Diabetes

Diabetes Mellitus (type 2)

Mensen met diabetes mellitus hebben teveel suiker in hun bloed. Daarom wordt deze ziekte ook wel suikerziekte genoemd. Hoe ontstaat diabetes type 2? Welke problemen kunt u ervaren? En welke behandelingen zijn mogelijk? 

Hoe ontstaat diabetes type 2?

Suiker of koolhydraten zijn nodig voor onze stofwisseling. Als dit met voeding binnenkomt in ons lichaam, wordt deze opgenomen in de darmen. Zo komt de suiker in ons bloed. Het bloed brengt de suiker daarna naar de cellen, waar het gebruikt wordt als een soort brandstof. 

Om vanuit het bloed in de cellen te kunnen komen, hebben we het hormoon insuline nodig. Dit hormoon wordt in de alvleesklier gemaakt. Als de alvleesklier te weinig insuline maakt, kan de suiker dus niet in de cellen gebruikt worden en hoopt het zich op in het bloed.

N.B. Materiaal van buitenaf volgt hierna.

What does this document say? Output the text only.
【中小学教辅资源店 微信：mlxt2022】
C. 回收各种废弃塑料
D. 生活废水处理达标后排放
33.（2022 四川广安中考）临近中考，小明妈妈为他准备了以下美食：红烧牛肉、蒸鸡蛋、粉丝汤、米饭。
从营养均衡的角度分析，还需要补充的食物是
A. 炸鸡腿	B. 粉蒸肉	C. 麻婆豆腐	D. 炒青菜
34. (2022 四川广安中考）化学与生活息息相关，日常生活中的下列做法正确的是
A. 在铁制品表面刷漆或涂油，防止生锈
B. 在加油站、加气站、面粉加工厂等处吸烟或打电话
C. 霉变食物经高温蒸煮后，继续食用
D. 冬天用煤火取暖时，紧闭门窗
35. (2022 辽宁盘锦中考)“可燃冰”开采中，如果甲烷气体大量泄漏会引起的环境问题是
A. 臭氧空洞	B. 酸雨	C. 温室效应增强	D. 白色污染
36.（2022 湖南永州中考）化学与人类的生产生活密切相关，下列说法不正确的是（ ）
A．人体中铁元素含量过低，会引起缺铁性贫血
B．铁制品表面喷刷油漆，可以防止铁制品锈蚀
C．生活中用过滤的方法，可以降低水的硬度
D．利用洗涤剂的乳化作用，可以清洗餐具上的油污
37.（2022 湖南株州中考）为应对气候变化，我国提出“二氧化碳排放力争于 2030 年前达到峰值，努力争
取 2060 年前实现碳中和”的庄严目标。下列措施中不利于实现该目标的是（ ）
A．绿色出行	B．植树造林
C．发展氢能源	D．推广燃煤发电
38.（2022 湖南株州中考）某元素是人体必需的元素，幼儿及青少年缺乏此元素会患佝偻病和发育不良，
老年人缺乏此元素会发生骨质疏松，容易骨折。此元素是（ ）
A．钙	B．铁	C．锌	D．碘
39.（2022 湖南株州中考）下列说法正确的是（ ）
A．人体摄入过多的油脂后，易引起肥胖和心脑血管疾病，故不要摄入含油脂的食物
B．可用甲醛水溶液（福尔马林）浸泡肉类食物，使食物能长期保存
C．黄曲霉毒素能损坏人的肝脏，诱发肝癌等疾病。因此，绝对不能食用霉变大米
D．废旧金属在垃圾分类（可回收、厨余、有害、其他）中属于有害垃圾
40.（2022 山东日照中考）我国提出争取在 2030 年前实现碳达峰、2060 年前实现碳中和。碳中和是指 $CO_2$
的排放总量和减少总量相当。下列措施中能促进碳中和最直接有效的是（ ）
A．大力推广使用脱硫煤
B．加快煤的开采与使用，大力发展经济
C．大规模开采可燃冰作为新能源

Zo’n teveel aan suiker in het bloed wordt Diabetes Mellitus genoemd ofwel suikerziekte. Vaak worden mensen bij het ouder worden en het hebben van overgewicht, minder gevoelig voor insuline. De oorzaak van diabetes is dus niet genoeg insuline en steeds minder gevoelig voor het werken van insuline.

Wat merkt u? 

U kunt merken dat u diabetes heeft doordat u veel dorst heeft en erg veel moet drinken. Daarbij moet u ook veel plassen. Verder kunt u afvallen zonder dat daar een duidelijke reden voor is. Andere dingen wat u vaak kunt merken zijn moeheid en jeuk. Of hebben mensen ook vaak last van ontstekingen. Vooral schimmelinfecties komen van voor bij diabetes.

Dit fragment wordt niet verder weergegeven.